Ayrıyeten yaz aylarında sulu kalmak için, suyu öteki içeceklere tercih edin. Gazlı içecekler yüksek ölçüde şeker içerir, bu niçinle tüketimi tavsiye edilmez. Yalnızca su tüketmek istemiyorsanız, kafein oranı düşük bitki çaylarını da tercih edebilirsiniz. Bedeniniz için daha yüksek ölçüde su ile gazlı içeceklere daha sağlıklı bir alternatiftir.

Suyu fazlaca soğuk yahut hayli sıcak içmekten kaçının. Su sıcaklığını 10ºC ile 15ºC içinde tutmak emilimini kolaylaştırır. Çok soğuk su içmek, susuzluğun daha çabuk giderildiği hissini verir ve bu niçinle gereğince su içemezsiniz.

Ayrıyeten su açısından varlıklı meyve ve sebzelerin alımı da epey değerlidir. Hatta vitaminler, mineraller ve doğal şekerler içerdikleri gereklidirler. Su, terlediğinizde kaybedilen magnezyum, potasyum, sodyum ve kalsiyum üzere elektrolitleri içermez. Su içeriği en yüksek meyvelerden biri, yüzde 90’ı su olan karpuzdur. Karpuz, suyun yanı sıra C vitamini, potasyum ve likopen üzere vitamin ve mineraller içerir. Salatalık ve marul da değerli su kaynaklarıdır.

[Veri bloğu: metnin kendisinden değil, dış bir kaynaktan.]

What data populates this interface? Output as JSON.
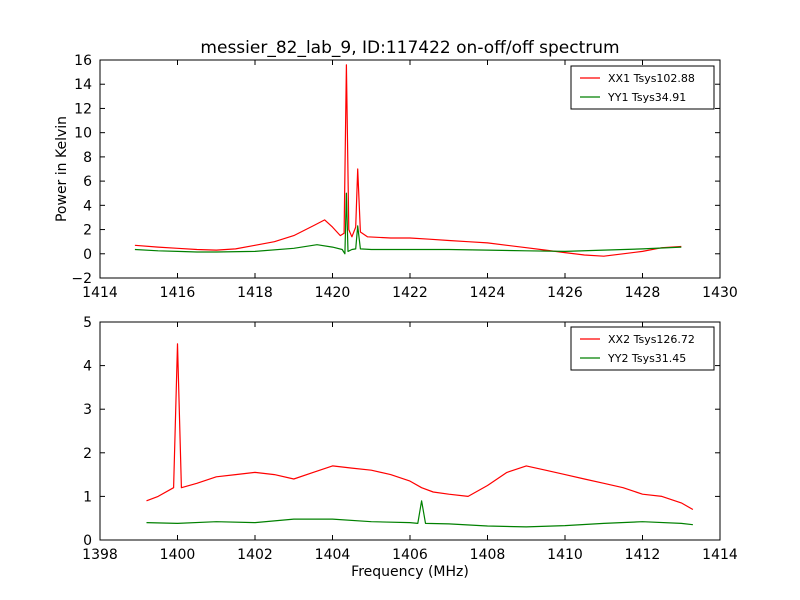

Yüzde 90’dan fazla su içeriğine sahip öbür meyve ve sebzeler içinde kavun, ıspanak, kabak, domates, karnabahar ve kereviz bulunur. Bu sebzeler susuz kalmamak için şahane seçeneklerdir. Bunları elma, kayısı, yaban mersini, üzüm, portakal, armut üzere öteki meyveler ve bezelye üzere sebzeler takip etmektedir.